Analysis: Obama faces tough questions on Iran

Iran looms as one of the most imminent and serious problems for Obama to confront.

Ahmadinejad making point 248 ap (photo credit: AP [file])
Ahmadinejad making point 248 ap
(photo credit: AP [file])
After years of suspense and suspicion, Iran still denies it is trying to make a nuclear bomb. Analysts foresee the Iranians' success in a few years at most, but they disagree widely over a likely timetable.
President-elect Obama says Iranian efforts to develop nuclear weapons are unacceptable. At a postelection news conference, Obama said, "We have to mount an international effort to prevent that from happening."
Senior diplomats from the United States, Britain, China, France, Russia and Germany are meeting Thursday in Paris to discuss efforts to stop Iran's nuclear program with sanctions, but Russian and Chinese reluctance has stymied efforts for a unified stance.
In dealing with Iran's nuclear ambitions, Obama faces questions that include whether to keep a US military threat on the table, whether to temper or increase economic sanctions on Tehran and whether to offer economic and diplomatic concessions to Iran, directly or indirectly, in exchange for a verifiable suspension of suspicious nuclear activity.
Anthony H. Cordesman of the Center for Strategic and International Studies in Washington said in a report this month that Iran now has a technology base to make nuclear weapons, limited only by its current level of uranium enrichment.
"The worst case for a nuclear device is 2009, but it could well be 2011-2015 before Iran gets there," Cordesman said in an interview Tuesday. He added: "The critical issue is when Iran could have an effective nuclear-armed missile force. That could easily take two to three years longer."
Israel says Iran could have enough nuclear material to make its first bomb within a year. The United States estimates that Iran is at least two years away.
"Estimates differ on the status of Iran's nuclear program because there are simply few hard facts," said Michael Makovsky, foreign policy director of the Bipartisan Policy Center.
In a recent report, a CSIS task force headed by former Sens. Dan Coats, R-Ind., and Charles Robb, D-Va., concluded that once Iran produces 700 kilograms (1,543 pounds) of low-enriched uranium it could be capable of producing 20 kilograms (44 pounds) of highly enriched uranium, the minimum necessary for a nuclear device, in as little as 16 days. International inspectors found an Iranian stockpile of 75 kilograms (165 pounds) at the end of 2007.
Iran insists its nuclear program is for peaceful purposes such as energy production.
David Albright, a former UN arms inspector who heads the Washington-based Institute for Science and International Security, says Iran has improved its centrifuges at the Natanz desert enrichment plant and could be capable of making nuclear weapons in six months to two years.
Explaining the varying estimates, Albright said: "We are talking about the future and can Iran succeed.
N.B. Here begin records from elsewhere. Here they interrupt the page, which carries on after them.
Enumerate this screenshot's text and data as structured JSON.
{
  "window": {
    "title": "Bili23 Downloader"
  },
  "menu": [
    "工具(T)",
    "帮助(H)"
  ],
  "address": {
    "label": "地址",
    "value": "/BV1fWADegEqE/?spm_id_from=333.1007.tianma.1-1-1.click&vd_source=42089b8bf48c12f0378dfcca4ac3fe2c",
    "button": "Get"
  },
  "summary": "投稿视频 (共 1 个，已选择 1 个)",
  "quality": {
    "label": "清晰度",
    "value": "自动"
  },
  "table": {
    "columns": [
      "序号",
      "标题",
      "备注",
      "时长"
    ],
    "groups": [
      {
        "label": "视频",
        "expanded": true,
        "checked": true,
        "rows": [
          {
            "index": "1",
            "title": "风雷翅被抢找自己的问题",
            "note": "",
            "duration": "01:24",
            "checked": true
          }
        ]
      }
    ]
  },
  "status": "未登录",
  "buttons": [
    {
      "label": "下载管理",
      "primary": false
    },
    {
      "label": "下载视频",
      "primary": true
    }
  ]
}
Iran has taken a lot longer than one would expect to achieve success with enrichment than others would have thought possible."
Also complicating forecasts, it is difficult to interpret whether Iran would want to make one weapon - which the institute assumes - or two or three, Albright said in an interview. "Some of the estimates depend on that choice," he said, and "sometimes people use worst case scenarios."
Makovsky, meanwhile, said there are a number of elusive facts that contribute to the difficulty in making estimates. These include whether Natanz is Iran's only enrichment facility, how many centrifuges are functioning and how efficiently, and how much uranium already has been fed into the centrifuges.
Even assumptions about how much fissile material is necessary to build a nuclear device vary. And it is not known how many kilograms of low-enriched uranium Iran has, Makovsky said.
David Kay, the former head of the US weapons-hunting team in Iraq, has estimated Iran is two to five years away from being able to produce a nuclear weapon. That is, Iran is 80 percent of the way to a nuclear weapon, Kay said last month. But he estimated that the last 20 percent of development is the most difficult.
Also, Kay said, Iran has worked on the program for 20 years without producing a weapon.
Like all foreign policy issues, Iran's nuclear weapons program drew little attention from the presidential candidates during the campaign. The faltering economy dominated the discussion.
But Iran looms as one of the most imminent and serious problems for Obama to confront.
At one point during the campaign he said he supported unconditional talks with Iran's leaders. Later, he spoke without much elaboration in favor of direct diplomacy, which seems less bold.
Either way, the incoming president is far more inclined than President Bush to deal directly with Iran's leaders.
Iranian President Mahmoud Ahmadinejad congratulated Obama on Thursday, the first time an Iranian leader has offered good wishes to a US president-elect since the 1979 Islamic Revolution. Ahmadinejad sent a message to Obama in which he congratulated him for "attracting the majority of voters in the election."
The text of the note was carried by the official IRNA news agency.
Israeli foreign Minister Tzipi Livni, meanwhile, said Obama should not talk to Iran just yet. Such dialogue could project "weakness," she cautioned.
___
EDITOR'S NOTE - Barry Schweid has covered diplomacy for The Associated Press since 1973.